Братьям Кеннеди нужен был канал, по которому они могли бы доводить до
сведения Хрущёва свои проблемы. Могли бы конфиденциально объяснить,
почему они вынуждены принимать то или иное решение.
Этот разговор происходил незадолго до уже назначенной встречи лидеров
двух сверхдержав в Вене. Джону Кеннеди по внутриполитическим причинам
необходимо было завершить переговоры с Хрущёвым успешно, а разногласий
много – по статусу Западного Берлина, по положению на Кубе, по Лаосу, –
и Никита Сергеевич человек несговорчивый. Канал связи, по которому можно
разговаривать с Хрущёвым по-человечески, не тратя время на
дипломатические уловки, но так, чтобы об этом никто не знал, был
необходим как воздух.
Вернувшись домой поздно ночью, Большаков долго не мог заснуть. В его
карьере начинался новый этап. Стать тайным связным между руководителями
двух могущественных держав – разве это не предел мечтаний любого
разведчика? Но и нарушение запрета на встречу – тоже не шутка для
военного человека! Так что у Георгия Никитовича имелись все основания
потерять сон в ту знаменательную для него ночь.

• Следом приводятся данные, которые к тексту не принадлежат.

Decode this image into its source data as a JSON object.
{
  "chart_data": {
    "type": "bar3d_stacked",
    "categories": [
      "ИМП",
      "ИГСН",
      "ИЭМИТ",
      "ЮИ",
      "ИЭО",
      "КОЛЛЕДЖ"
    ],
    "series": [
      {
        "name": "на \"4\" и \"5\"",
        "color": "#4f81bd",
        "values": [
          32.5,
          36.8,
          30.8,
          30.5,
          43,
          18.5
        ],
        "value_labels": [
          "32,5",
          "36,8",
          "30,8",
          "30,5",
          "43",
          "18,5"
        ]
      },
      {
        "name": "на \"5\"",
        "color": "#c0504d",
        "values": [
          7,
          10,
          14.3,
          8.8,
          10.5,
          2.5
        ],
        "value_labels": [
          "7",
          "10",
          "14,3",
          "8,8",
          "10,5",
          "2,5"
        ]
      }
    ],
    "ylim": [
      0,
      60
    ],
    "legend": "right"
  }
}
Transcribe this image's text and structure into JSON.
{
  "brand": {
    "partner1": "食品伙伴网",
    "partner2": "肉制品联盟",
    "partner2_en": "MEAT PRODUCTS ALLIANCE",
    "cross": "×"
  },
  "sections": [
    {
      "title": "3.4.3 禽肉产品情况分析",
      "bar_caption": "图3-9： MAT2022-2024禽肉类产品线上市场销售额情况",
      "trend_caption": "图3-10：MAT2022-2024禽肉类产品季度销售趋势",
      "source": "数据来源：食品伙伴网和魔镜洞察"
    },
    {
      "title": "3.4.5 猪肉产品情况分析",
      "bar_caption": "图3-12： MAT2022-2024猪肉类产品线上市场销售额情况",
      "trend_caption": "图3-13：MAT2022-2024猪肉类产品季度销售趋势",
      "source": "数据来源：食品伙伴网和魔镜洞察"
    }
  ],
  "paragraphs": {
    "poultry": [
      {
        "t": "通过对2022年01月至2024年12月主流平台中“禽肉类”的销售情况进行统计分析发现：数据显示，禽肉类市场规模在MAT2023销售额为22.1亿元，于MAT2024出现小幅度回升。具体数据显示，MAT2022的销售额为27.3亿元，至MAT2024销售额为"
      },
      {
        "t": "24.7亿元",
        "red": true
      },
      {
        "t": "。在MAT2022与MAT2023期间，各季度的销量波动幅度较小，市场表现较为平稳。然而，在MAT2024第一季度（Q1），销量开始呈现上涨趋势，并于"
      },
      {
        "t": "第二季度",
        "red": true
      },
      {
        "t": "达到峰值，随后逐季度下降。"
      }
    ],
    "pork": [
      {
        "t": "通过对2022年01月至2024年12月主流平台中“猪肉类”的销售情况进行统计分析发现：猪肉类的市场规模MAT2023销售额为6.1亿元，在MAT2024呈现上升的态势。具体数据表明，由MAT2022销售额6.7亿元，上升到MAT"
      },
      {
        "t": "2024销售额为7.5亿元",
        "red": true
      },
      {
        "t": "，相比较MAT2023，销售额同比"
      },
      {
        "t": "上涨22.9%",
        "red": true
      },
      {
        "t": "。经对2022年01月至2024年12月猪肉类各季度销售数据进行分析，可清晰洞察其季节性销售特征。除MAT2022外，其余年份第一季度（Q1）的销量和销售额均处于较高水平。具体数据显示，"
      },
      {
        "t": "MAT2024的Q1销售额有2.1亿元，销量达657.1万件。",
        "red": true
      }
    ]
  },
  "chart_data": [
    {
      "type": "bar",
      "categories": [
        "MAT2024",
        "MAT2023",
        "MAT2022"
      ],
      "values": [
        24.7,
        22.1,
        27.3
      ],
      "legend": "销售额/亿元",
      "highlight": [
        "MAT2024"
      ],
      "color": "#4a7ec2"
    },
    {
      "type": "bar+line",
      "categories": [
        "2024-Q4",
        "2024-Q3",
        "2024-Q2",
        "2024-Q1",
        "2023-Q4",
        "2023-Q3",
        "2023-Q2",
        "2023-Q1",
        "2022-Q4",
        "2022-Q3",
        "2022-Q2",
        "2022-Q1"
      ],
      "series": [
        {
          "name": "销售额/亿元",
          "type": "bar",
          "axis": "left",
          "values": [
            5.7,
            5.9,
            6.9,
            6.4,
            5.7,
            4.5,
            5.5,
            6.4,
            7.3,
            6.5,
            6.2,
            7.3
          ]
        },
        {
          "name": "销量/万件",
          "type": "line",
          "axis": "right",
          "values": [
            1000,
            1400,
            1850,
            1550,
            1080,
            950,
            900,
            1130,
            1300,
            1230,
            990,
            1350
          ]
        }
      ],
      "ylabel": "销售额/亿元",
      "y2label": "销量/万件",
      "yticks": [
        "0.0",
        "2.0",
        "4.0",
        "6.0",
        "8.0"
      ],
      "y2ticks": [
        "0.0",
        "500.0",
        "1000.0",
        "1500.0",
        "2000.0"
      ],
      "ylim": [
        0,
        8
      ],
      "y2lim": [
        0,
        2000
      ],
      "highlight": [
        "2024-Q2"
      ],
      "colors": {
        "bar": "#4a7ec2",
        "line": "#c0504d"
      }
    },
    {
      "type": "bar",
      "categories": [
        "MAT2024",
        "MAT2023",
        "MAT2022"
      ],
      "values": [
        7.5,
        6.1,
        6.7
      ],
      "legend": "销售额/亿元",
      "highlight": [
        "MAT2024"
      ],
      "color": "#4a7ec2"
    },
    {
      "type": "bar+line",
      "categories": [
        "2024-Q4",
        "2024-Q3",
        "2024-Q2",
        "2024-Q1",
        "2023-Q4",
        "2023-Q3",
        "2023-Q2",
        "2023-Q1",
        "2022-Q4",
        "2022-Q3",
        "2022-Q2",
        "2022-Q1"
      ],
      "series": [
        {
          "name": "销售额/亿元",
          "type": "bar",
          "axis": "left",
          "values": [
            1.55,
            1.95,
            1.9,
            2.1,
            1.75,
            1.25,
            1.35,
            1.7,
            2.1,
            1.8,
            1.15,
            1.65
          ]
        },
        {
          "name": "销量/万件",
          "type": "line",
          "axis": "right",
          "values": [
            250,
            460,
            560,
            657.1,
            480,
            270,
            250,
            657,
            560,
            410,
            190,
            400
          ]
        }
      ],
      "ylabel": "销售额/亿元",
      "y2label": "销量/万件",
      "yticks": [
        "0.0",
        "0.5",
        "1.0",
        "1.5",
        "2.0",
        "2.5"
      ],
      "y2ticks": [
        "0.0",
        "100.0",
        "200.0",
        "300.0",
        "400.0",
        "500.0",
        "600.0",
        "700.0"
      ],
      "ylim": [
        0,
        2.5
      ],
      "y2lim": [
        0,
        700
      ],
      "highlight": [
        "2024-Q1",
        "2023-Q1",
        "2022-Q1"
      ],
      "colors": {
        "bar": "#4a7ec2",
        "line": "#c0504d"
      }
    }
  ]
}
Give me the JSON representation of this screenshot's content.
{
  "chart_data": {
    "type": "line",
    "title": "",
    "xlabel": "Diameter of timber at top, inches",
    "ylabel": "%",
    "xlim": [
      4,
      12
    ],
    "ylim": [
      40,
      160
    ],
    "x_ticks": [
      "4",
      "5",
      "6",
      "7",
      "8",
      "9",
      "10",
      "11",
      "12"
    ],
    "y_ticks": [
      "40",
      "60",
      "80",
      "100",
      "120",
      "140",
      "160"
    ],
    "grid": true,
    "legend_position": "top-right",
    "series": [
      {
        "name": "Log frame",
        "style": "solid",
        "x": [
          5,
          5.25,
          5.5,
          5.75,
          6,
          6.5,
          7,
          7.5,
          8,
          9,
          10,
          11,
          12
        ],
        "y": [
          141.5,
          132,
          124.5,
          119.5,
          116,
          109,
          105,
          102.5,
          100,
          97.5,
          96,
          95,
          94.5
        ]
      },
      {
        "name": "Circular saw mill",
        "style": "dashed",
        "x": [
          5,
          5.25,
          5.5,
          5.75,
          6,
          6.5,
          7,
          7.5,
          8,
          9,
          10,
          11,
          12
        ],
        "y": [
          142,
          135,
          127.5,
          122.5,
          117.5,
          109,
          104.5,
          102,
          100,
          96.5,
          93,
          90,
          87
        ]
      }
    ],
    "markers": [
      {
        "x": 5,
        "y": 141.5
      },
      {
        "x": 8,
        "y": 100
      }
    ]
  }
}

Наутро он доложил о беседе в Москву. Через пять дней пришло указание ЦК
КПСС – о том, что и как Большаков должен сказать Роберту Кеннеди при
новой встрече. Своего рода карт-бланш на проведение одной из самых
уникальных тайных операций в истории. Причем карт-бланш, выданный на
самом высоком уровне. Естественно, Большаков был поставлен в жесткие
рамки. Документ строго регламентировал его полномочия: "Тов. Большакову
следует строго придерживаться вышеизложенных указаний. Если Р. Кеннеди
поставит другие вопросы, не предусмотренные данными указаниями, то тов.
Большаков, не давая ответа по существу, должен зарезервировать право
обдумать эти вопросы и обсудить их с Р. Кеннеди позднее". Но лично для
разведчика это была большая победа.
Во время венской встречи Хрущёв повел себя по-хамски. Видимо, он не
воспринимал молодого американского президента всерьез. Переговоры
провалились, но у братьев Кеннеди хватило ума не обвинить в провале
Большакова. Да, через него советское руководство делало президенту
большие авансы. Да, эти авансы оказались ложными. Но не мог же Большаков
нести ответственность за непредсказуемость Никиты Сергеевича.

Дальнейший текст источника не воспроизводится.